The ruling Liberals have found a comfortable pew in maligning the truckers as a minority fringe group that ended up in bed with a bunch of very bad people. Their refusal to meet with anyone representing the motley crew was originally popular but is weakening as the public demand—especially in Ottawa-- grows for action to end the blockade.
(It‘s tempting at this point to suggest it’s a tad rich for the local burgers to get excessively irate about the tawdry invasion when so many of them are public servants or otherwise feeding from the public purse with secure jobs and safely working at home---a far cry from truckers and other ordinary working stiffs who have lost jobs and incomes and small businesses by the millions during the pandemic.)
The protest so far has thankfully been a far cry from last year’s failed insurrection of the U.S. Capitol when demonstrators chose violence as their weapon to overthrow their government.
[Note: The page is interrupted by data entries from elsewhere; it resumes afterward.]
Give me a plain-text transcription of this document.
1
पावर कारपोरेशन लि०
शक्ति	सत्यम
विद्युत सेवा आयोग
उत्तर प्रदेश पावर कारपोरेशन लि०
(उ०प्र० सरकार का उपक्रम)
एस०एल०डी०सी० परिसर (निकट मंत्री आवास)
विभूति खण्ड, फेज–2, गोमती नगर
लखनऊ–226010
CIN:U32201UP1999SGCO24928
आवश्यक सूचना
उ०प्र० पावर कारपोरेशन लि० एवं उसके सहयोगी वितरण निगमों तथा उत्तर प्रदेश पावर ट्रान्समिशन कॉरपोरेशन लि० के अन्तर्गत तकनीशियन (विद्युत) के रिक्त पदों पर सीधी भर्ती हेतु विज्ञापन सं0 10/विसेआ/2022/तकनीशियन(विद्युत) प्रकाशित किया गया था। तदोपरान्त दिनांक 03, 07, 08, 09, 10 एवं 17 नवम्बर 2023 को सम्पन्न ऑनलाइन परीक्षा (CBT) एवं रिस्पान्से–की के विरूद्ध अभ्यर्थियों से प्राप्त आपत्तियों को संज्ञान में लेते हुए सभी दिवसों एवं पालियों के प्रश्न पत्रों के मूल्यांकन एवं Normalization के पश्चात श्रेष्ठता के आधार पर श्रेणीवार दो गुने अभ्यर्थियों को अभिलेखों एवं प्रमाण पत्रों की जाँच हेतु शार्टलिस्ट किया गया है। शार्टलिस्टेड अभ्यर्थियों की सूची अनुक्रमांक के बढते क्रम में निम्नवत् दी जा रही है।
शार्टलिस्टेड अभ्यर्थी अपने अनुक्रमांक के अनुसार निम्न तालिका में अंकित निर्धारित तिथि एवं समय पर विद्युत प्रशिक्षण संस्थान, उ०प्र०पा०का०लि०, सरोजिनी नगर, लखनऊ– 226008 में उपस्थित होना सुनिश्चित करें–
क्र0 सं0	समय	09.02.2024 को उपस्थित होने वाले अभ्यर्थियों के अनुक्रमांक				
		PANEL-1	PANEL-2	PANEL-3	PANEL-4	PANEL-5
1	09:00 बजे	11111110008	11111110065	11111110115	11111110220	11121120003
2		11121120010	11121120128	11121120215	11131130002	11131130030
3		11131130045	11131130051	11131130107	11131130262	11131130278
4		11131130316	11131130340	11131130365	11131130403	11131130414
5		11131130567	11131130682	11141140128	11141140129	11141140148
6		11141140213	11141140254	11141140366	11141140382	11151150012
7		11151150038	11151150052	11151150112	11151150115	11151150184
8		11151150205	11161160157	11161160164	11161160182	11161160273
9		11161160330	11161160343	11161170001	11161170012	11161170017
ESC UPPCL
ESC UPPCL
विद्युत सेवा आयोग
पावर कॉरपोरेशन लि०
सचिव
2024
The truckers’ demonstration promised no violence but included a documented and signed plan by organizers that would amount to a peaceful takeover of the Canadian government. Our appointed Senate and the Governor General would usurp the authority of the elected government and cancel all vaccine mandates and other health restrictions.
This is pitiful, of course, and shows either the ineptitude and/or brazenness of the organizers. Our constitution does not make possible such a mad scheme.
As another indication of the demonstrations’ public support, millions of dollars continue to flow in from followers across the country and beyond.
It is no wonder that lawmakers are anxious to determine the source of these donations. Such data will provide a goldmine for political party fundraisers—especially for those to the right and extreme right of the spectrum.
Maxime Bernier, head of the alt-right Peoples Party of Canada (PPC), must be rubbing his hands at the sight of all those anti-government protesters and their cheque books. While he didn’t win any seats in the last federal election, there were 800,000 votes cast for his party and public support for the PPC has increased in recent months.
Ditto for Conservative Party of Canada(CPC) supporters who have a leadership contest on their hands and would love to have access to a data base of convoy supporters.
The outcome of the CPC leadership race could be determined by the candidates’ ability to tap into such a resource. Sadly, it would not be the first time that moderate candidates are beaten by the one who can win the alt-right support among delegates.
Meanwhile, all parties and voters need to take stock of what the current demonstrations have shown us as a measure of mistrust of our institutions, the outright lack of trust and the hatred that exists for many of our politicians, the depth of anger and frustration among voters of all ages and backgrounds and the danger of extremists and their links with powerful forces outside of Canada.
Unfortunately, Canada is not in a very good place at the moment.
We need strong, courageous leadership and we need it now.